4) Launch with exclusives. Launch with a Halo title, or several in different genres. Have Halo represent FPS gaming on the portable, real time strategy and or turn based (active battle timers like those in various Final Fantasy titles would work) and action titles. Show gamers what the hand held can do from day one. Blow their socks off with awesome Halo, Forza, Dead or Alive, Killer Instinct, Conker, Amped, Dead Rising and other titles that are either exclusive to the Xbox brand or recognized as “Xbox games” by gamers.
5) Referring back to number 2, exploit the indies. Not exploit in a bad way but make sure they know that this portable is based around API’s and programming protocols they have already been using for years on PC’s, how easy it is to get up and running on the new hardware. If indies can get up and running quickly and cheaply they will come and come in droves. This is something that no other portable outside of iOS or Android has done. Dedicated gaming portables have all been locked down with licensing and usually complex programming API’s underneath. Indies can’t afford to purchase huge quantities of cartridges as an investment.

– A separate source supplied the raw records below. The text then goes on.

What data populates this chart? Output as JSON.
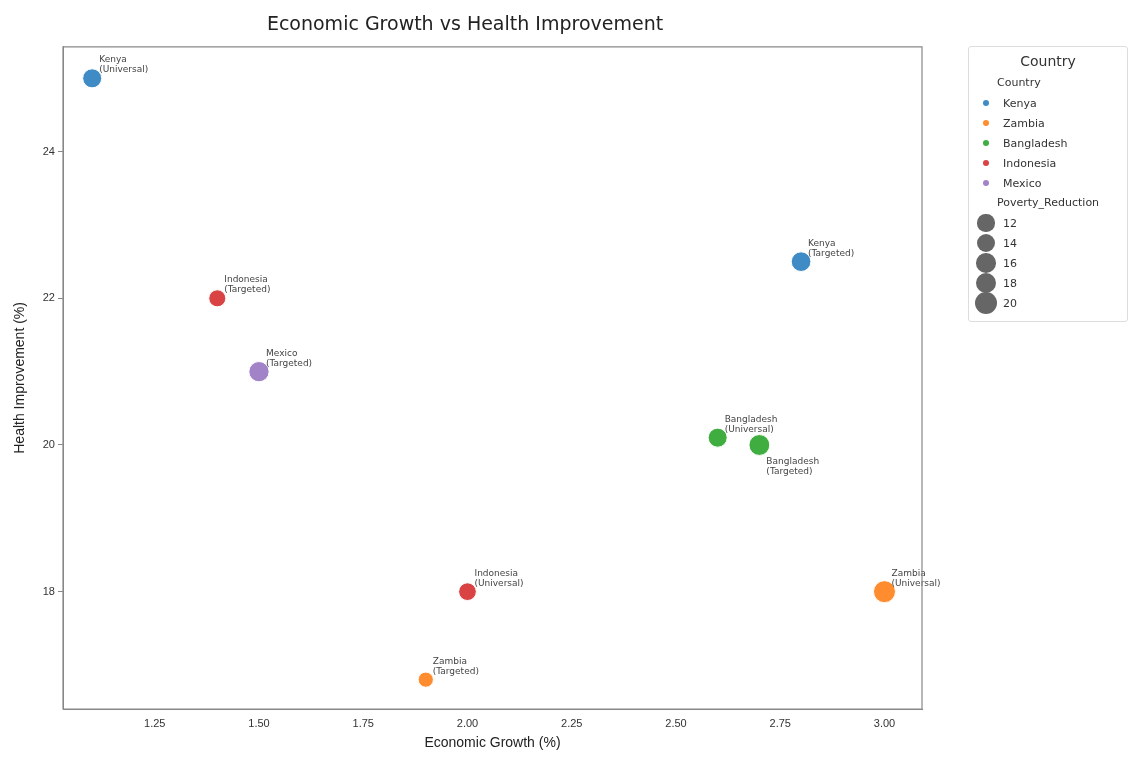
{
  "chart_data": {
    "type": "bubble",
    "title": "Economic Growth vs Health Improvement",
    "xlabel": "Economic Growth (%)",
    "ylabel": "Health Improvement (%)",
    "legend_title": "Country",
    "legend": "right",
    "grid": false,
    "xlim": [
      1.03,
      3.09
    ],
    "xticks": [
      1.25,
      {
        "value": 1.5,
        "label": "1.50"
      },
      1.75,
      {
        "value": 2.0,
        "label": "2.00"
      },
      2.25,
      {
        "value": 2.5,
        "label": "2.50"
      },
      2.75,
      {
        "value": 3.0,
        "label": "3.00"
      }
    ],
    "ylim": [
      16.4,
      25.43
    ],
    "yticks": [
      18,
      20,
      22,
      24
    ],
    "size_legend": [
      12,
      14,
      16,
      18,
      20
    ],
    "series": [
      {
        "name": "Kenya",
        "color": "#3f8bc6",
        "x": [
          1.1,
          2.8
        ],
        "values": [
          25.0,
          22.5
        ],
        "sizes": [
          15,
          16
        ]
      },
      {
        "name": "Zambia",
        "color": "#ff8c2e",
        "x": [
          3.0,
          1.9
        ],
        "values": [
          18.0,
          16.8
        ],
        "sizes": [
          20,
          9.5
        ]
      },
      {
        "name": "Bangladesh",
        "color": "#3fad3f",
        "x": [
          2.6,
          2.7
        ],
        "values": [
          20.1,
          20.0
        ],
        "sizes": [
          15,
          18
        ]
      },
      {
        "name": "Indonesia",
        "color": "#d94343",
        "x": [
          1.4,
          2.0
        ],
        "values": [
          22.0,
          18.0
        ],
        "sizes": [
          12,
          13
        ]
      },
      {
        "name": "Mexico",
        "color": "#a283c8",
        "x": [
          1.5
        ],
        "values": [
          21.0
        ],
        "sizes": [
          17
        ]
      }
    ],
    "annotations": [
      "Country",
      "Poverty_Reduction",
      {
        "text": "Kenya\n(Universal)",
        "x": 1.1,
        "y": 25.0
      },
      {
        "text": "Kenya\n(Targeted)",
        "x": 2.8,
        "y": 22.5
      },
      {
        "text": "Indonesia\n(Targeted)",
        "x": 1.4,
        "y": 22.0
      },
      {
        "text": "Mexico\n(Targeted)",
        "x": 1.5,
        "y": 21.0
      },
      {
        "text": "Bangladesh\n(Universal)",
        "x": 2.6,
        "y": 20.1
      },
      {
        "text": "Bangladesh\n(Targeted)",
        "x": 2.7,
        "y": 20.0
      },
      {
        "text": "Indonesia\n(Universal)",
        "x": 2.0,
        "y": 18.0
      },
      {
        "text": "Zambia\n(Universal)",
        "x": 3.0,
        "y": 18.0
      },
      {
        "text": "Zambia\n(Targeted)",
        "x": 1.9,
        "y": 16.8
      }
    ]
  }
}
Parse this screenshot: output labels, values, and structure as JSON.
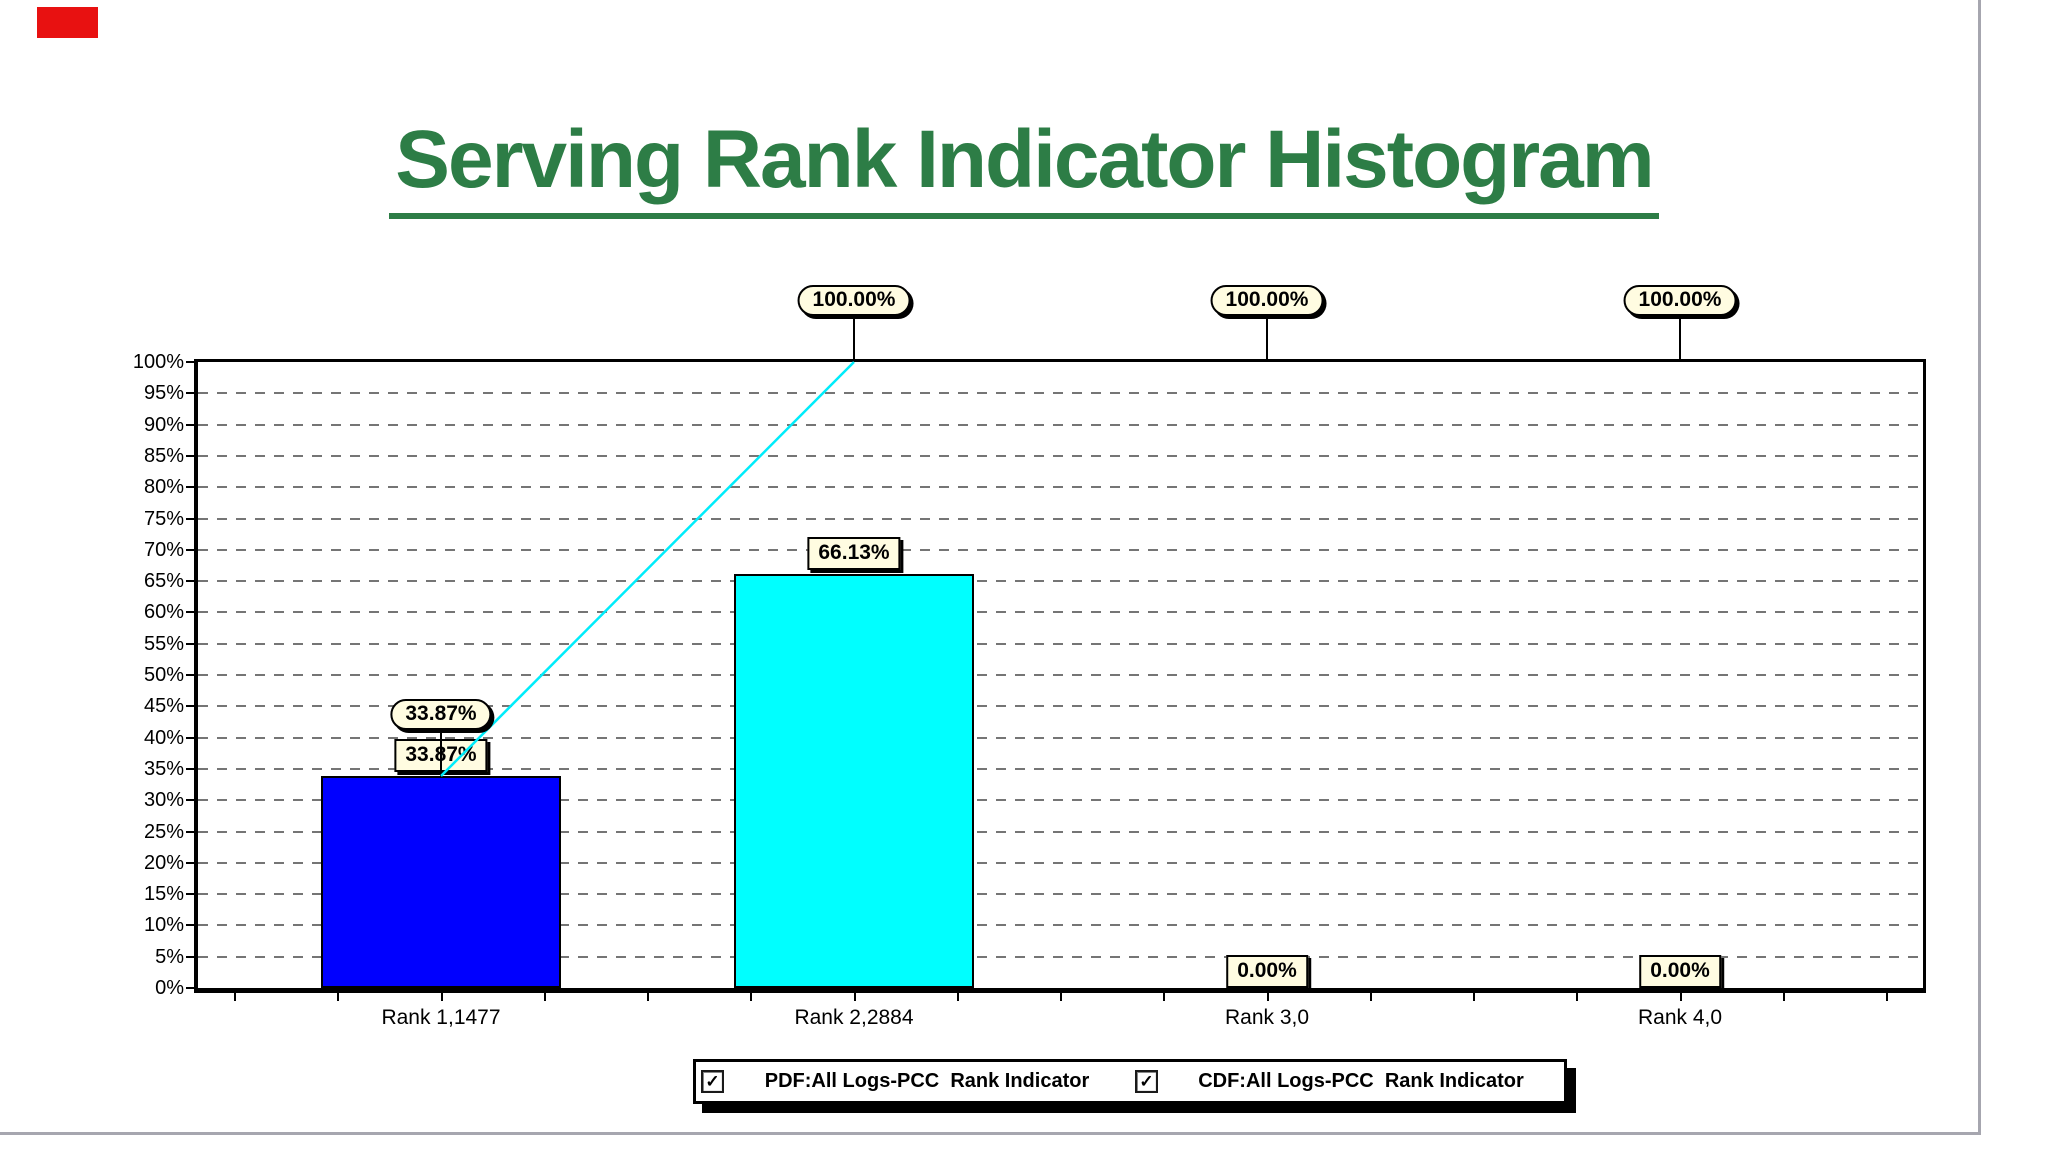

6) Continuing off the tail end of #5 here, follow suit with iOS and Android and don’t offer physical games. Offer digital only. Offer games up on Micro SD cards in stores but skip the whole manufactured cartridge scene and cut costs as much as possible. Go one step farther and offer kiosks to purchase and download new games for Internet challenged gamers (there are still quite a few people without home Internet access in the United States for instance- tap the market).
Do you think Microsoft should enter the hand held market? This is your chance to sound off on the situation.